4 Feb 2017

Movie Review: Raees: Lost in Hero Worship & Mass Appeal


Once upon a time in dry Gujarat of the 1980's and 90's, Raees (Shah Rukh Khan, good act) builds an empire out of selling alcohol illegally. Shrewdly safeguarding his throne on political connections, Raees bypasses murderous competitors and a stubborn police officer Jaideep Majmudar (Nawazuddin Siddiqui, show stealer). He is finally done in by his lofty ambitions, things fall apart and death looms.

Raees begins breezily enough, overplays that one-line, life defining mother-said-it moment, "No trade is small, and there is no religion bigger than trade." From then on, everything gets larger-than-life and repetitive in tone. From flashy dialogues, tea glasses as a face off metaphor, and the hero-defining,"Don't call me battery!" (Or I will bash you up! Because I am the hero!) moment.  

Safe, Mitigated Treatment
Raees undoubtedly has damn good bio-epic potential in its story, but it remains consigned to paper. Loosely based on the life of notorious Gujarat bootlegger Abdul Latif, Raees goes for Hindi film chutzpah, rather than grittiness. 

Pity, for there are so many quality moments of genuine flair here. Be it Jaideep's Micheal Jackson imitation (potentially rocking set piece), Raees' filmy wooing of Aasiya (Mahira Khan, sketchy role), Raees-Jaideep and politician exchanges, best friend chemistry (Mohammed Zeeshan Ayyub, zesty reprisal of a familiar role) fight scenes...every scene dangles midway between straight storytelling and a brash 'make bad look epic and morally right' appeal.

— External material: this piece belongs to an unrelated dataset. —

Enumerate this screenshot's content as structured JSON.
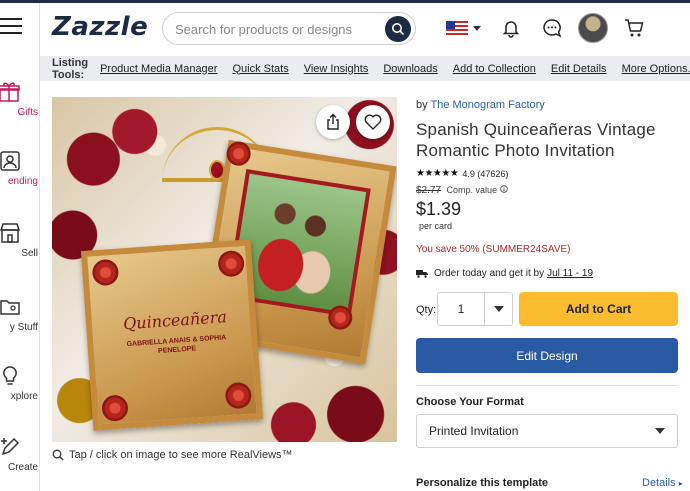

Nawazuddin Siddiqui Rocks!  
Finally, the acting ropes us in, salvaging the film's loose ends. Shah Rukh Khan sails through with experience, owns a few scenes. That dreary look before shooting down his mentor, breaking down before his wife and the final dialogues. But the film is at its (stunted) zenith in Nawazuddin Siddiqui's no-nonsense police portrayal. In all his sections, you see how good Raees could have been.   


Hero Worship vs Logic 
Hindi film dialogue-baazi rules over content. Also, this is a Shah Rukh Khan package, rather than a character driven protagonist.No surprises then, when:  
  1. Raees thwarts a sniper shooter with impossible aim and range. 
  2. Chases the same shooter across roofs, kicking, flying, ends up largely unhurt. 
  3. Walks through tear gassed streets unblinkingly, stylishly.
  4. Lip syncs through songs, dances (the classic masala film template).  
  5. Shoots down a gang of henchmen without a sweat through a Sunny Leone item song. 
  6. Raees is always neatly-dressed, through it all. 
We expected a lot more apt starkness and realism from director Rahul Dholakia. Especially from the man who made Parzania (2007). Another surrender to our intolerable times?

Finally
A bearable one-time watch for the story, performances, flashes of quality cinema. Due to legal tangles, the filmmakers had to declare it fiction, a knowing audience will catch the real-life threads. Just a little, teeny-weeny lump in the throat by the end credits. Rest, as they say of Hindi cinema, we sell dreams, seldom tell stories.